Contagi a scuola, Maruotti (LUMSA): ‘Non è possibile affermare che la scuola abbia causato un aumento della diffusione del virus’

I dati riportati da Wired sul numero dei contagi nelle scuole accendono il dibattito sulla diffusione del virus negli istituti scolastici. Lo statistico e docente universitario: “Senza aver accesso ai dati a disposizione dal Ministero è difficile stabilire se i numeri siano attendibili”.

“Tutte le settimane abbiamo inviato i dati all’ISS perché li lavorasse e li confrontasse con i dati propri. Wired ha preso questi dati settimanali e li ha sommati, ma i dati non devono essere sommati di settimana in settimana, perché di settimana in settimana possono esserci anche le stesse persone tra i contagiati, persone che hanno contratto il virus la settimana precedente e che dunque vengono contate più volte”. Così la ministra dell’Istruzione, Lucia Azzolina, ha commentato a  “L’aria che tira” su La7 i numeri dei contagi a scuola diffusi nei giorni scorsi da Wired. Il dibattito sui positivi COVID nelle scuole che si è acceso negli ultimi giorni (I numeri del contagio diventano una questione politica) pone, ancora una volta, al centro del mirino tre questioni fondamentali: la disponibilità, la qualità e la trasparenza dei dati. Si tratta di tre elementi spesso rivendicati dalla comunità scientifica di cui fa parte Antonello Maruotti, professore ordinario di statistica presso la LUMSA e membro StatGroup-19, a cui Tuttoscuola chiede aiuto per provare a fare chiarezza non solo sulla vicenda, ma anche e soprattutto sulla complessità del rapporto tra i numeri della pandemia e il mondo della scuola.

Si è molto discusso in questi giorni sull’attendibilità del dato di 64.980 casi positivi nelle scuole italiane (primaria, secondaria di primo e secondo grado) al 31 ottobre. Lei cosa ne pensa?

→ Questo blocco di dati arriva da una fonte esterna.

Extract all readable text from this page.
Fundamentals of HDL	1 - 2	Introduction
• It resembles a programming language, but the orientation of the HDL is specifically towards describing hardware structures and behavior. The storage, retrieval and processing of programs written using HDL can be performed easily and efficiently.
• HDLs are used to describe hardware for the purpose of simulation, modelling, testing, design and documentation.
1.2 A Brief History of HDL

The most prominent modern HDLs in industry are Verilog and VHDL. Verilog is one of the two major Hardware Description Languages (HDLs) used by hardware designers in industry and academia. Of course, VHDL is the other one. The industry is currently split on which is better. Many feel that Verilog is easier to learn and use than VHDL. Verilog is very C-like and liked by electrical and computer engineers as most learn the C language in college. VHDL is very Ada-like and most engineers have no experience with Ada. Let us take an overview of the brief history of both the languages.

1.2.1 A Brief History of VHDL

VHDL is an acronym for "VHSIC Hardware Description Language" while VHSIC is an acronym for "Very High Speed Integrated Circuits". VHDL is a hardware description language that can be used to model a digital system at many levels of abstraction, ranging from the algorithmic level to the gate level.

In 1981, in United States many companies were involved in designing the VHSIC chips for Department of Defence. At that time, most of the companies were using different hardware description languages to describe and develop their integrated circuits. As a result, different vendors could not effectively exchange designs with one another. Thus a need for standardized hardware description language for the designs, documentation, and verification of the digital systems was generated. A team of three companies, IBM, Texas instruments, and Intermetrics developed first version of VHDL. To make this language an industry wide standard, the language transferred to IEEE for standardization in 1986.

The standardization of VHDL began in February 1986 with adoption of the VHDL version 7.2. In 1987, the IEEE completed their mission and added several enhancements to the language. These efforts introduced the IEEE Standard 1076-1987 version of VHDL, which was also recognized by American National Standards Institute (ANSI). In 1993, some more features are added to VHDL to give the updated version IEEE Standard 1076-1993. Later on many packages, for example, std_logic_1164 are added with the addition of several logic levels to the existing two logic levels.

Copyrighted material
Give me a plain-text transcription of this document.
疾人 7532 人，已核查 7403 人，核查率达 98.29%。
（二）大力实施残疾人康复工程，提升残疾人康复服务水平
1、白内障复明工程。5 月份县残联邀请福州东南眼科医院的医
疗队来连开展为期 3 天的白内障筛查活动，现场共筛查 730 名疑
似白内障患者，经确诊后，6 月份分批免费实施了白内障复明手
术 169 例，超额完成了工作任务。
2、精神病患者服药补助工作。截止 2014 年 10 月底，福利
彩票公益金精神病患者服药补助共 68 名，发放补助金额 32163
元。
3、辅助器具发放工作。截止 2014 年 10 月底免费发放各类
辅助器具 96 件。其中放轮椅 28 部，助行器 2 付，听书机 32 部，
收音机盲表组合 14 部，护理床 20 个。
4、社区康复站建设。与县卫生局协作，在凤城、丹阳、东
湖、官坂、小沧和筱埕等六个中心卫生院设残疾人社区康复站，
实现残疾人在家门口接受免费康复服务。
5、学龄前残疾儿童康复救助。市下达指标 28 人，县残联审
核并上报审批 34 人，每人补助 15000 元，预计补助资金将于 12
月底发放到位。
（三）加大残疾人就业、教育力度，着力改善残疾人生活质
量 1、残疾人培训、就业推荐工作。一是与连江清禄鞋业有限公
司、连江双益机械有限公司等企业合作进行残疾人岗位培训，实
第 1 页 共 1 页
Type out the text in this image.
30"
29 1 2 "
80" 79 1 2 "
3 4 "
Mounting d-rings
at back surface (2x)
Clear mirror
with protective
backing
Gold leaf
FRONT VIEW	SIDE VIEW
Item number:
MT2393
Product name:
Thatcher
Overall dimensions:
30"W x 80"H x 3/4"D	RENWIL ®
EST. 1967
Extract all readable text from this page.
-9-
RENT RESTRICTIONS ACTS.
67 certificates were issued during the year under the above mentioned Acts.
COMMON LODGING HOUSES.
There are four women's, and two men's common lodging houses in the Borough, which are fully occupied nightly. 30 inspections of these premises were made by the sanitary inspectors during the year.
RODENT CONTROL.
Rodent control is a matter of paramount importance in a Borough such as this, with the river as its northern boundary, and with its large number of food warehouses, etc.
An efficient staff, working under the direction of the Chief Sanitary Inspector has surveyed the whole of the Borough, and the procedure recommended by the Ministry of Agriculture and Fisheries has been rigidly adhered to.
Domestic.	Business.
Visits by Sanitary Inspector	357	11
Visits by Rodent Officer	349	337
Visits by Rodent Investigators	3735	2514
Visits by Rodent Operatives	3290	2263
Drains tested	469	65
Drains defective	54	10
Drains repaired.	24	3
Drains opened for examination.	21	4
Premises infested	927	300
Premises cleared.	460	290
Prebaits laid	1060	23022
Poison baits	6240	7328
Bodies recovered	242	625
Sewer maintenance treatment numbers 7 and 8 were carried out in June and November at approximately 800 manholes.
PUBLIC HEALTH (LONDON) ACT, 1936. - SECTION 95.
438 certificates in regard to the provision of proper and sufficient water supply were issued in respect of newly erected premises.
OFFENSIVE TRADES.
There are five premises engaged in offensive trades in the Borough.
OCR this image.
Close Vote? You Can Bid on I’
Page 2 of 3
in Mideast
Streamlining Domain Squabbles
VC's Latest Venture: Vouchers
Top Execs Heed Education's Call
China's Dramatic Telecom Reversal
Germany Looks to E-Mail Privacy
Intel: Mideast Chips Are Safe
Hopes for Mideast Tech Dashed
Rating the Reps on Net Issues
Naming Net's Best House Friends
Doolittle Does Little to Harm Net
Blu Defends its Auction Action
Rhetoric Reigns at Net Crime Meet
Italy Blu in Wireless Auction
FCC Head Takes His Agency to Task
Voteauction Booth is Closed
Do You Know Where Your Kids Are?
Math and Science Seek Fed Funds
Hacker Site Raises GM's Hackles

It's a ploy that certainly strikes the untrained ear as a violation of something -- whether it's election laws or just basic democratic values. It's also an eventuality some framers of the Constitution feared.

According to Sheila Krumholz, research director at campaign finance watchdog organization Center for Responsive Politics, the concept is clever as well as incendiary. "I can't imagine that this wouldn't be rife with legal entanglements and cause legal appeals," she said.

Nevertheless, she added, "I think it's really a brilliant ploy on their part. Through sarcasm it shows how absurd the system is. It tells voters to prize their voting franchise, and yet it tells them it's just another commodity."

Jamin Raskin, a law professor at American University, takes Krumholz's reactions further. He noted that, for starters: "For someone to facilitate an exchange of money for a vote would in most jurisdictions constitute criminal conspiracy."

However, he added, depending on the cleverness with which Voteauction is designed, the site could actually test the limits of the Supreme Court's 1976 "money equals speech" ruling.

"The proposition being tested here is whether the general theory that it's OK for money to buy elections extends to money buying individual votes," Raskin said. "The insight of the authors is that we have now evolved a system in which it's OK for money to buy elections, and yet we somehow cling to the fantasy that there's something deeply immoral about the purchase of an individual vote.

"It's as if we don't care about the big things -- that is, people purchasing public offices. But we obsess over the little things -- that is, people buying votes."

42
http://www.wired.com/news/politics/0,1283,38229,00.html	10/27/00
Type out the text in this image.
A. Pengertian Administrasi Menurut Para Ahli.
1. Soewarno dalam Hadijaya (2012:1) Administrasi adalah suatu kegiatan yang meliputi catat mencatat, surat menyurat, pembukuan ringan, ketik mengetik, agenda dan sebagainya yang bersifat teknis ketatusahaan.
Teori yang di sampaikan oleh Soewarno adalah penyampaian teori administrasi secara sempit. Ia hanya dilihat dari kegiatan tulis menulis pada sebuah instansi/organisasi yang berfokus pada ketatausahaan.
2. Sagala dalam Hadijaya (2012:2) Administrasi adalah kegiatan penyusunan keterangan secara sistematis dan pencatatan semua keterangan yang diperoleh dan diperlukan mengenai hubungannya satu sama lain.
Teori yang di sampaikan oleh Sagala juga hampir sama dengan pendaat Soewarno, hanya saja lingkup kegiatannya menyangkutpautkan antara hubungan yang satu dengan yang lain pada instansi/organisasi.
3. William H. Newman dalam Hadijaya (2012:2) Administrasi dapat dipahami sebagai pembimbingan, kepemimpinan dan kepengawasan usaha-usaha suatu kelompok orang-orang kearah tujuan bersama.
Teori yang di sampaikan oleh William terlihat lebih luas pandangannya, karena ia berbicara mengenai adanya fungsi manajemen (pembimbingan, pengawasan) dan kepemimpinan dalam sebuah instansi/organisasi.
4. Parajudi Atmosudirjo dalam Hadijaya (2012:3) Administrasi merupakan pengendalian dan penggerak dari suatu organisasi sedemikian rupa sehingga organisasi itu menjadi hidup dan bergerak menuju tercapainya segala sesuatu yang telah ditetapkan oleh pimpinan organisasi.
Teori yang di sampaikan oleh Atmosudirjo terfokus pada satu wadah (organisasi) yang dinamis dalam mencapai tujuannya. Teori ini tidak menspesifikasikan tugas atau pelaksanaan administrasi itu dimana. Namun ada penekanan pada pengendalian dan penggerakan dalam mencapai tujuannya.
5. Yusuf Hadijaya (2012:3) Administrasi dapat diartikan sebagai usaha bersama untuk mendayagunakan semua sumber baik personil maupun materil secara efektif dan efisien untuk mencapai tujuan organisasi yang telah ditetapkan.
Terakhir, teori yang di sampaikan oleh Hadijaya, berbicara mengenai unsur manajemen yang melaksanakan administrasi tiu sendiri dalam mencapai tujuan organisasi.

“Premessa: il numero non si riferisce ai contagiati a scuola, ma al numero di studenti contagiati comunicati dai dirigenti scolastici. Non è possibile sapere dove sia avvenuto il contagio. Senza un adeguato sistema di monitoraggio non c’è evidenza che i contagi siano avvenuti a scuola. Inoltre, gli unici dati ufficiali sono contenuti nel rapporto dell’Istituto Superiore di Sanità, nel quale si afferma che la percentuale di focolai a scuola è inferiore al 4%; mentre i contagi avvengono principalmente in ambito familiare (circa l’80% dei focolai)”.

Vicenda a parte, l’impennata di contagi che c’è stata dall’apertura delle scuole ad oggi è innegabile: questo cosa significa, che il contagio avviene a scuola?

“L’aumento dei contagi susseguente all’apertura delle scuole è oggettivo, ma questo non fa riferimento alla diffusione del virus nelle scuole – prosegue il fondatore, insieme a Giovanna Jona Lasinio (Università Sapienza di Roma), Fabio Divino (Università del Molise), Alessio Farcomeni (Università Tor Vergata di Roma) e Gianfranco Lovison (Università di Palermo) di StatGroup-19, il gruppo di professori di statistica che si occupa di prevedere la diffusione del Covid-19 sin da marzo –. La stessa relazione si osserva dalla riapertura delle attività lavorativa o in conseguenze delle elezioni regionali. Non c’è evidenza statistica, al momento, di una relazione causa-effetto tra la riapertura delle scuole e l’aumento della curva dei contagi. Per avere queste informazioni è necessario un serio monitoraggio all’interno delle scuole, tracciare la propagazione del virus dal caso zero in poi, ovvero, si dovrebbero tracciare quanti alunni risultano positivi nella stessa classe dopo il primo”.

Quindi niente paura, la scuola è sicura?

“Dove c’è assembramento c’è rischio – sottolinea lo statistico – e questo vale per i mezzi pubblici, come per gli uffici e per la scuola, ma affermare che il rischio zero non esiste è diverso dal dire che sia la scuola la causa della diffusione del virus”.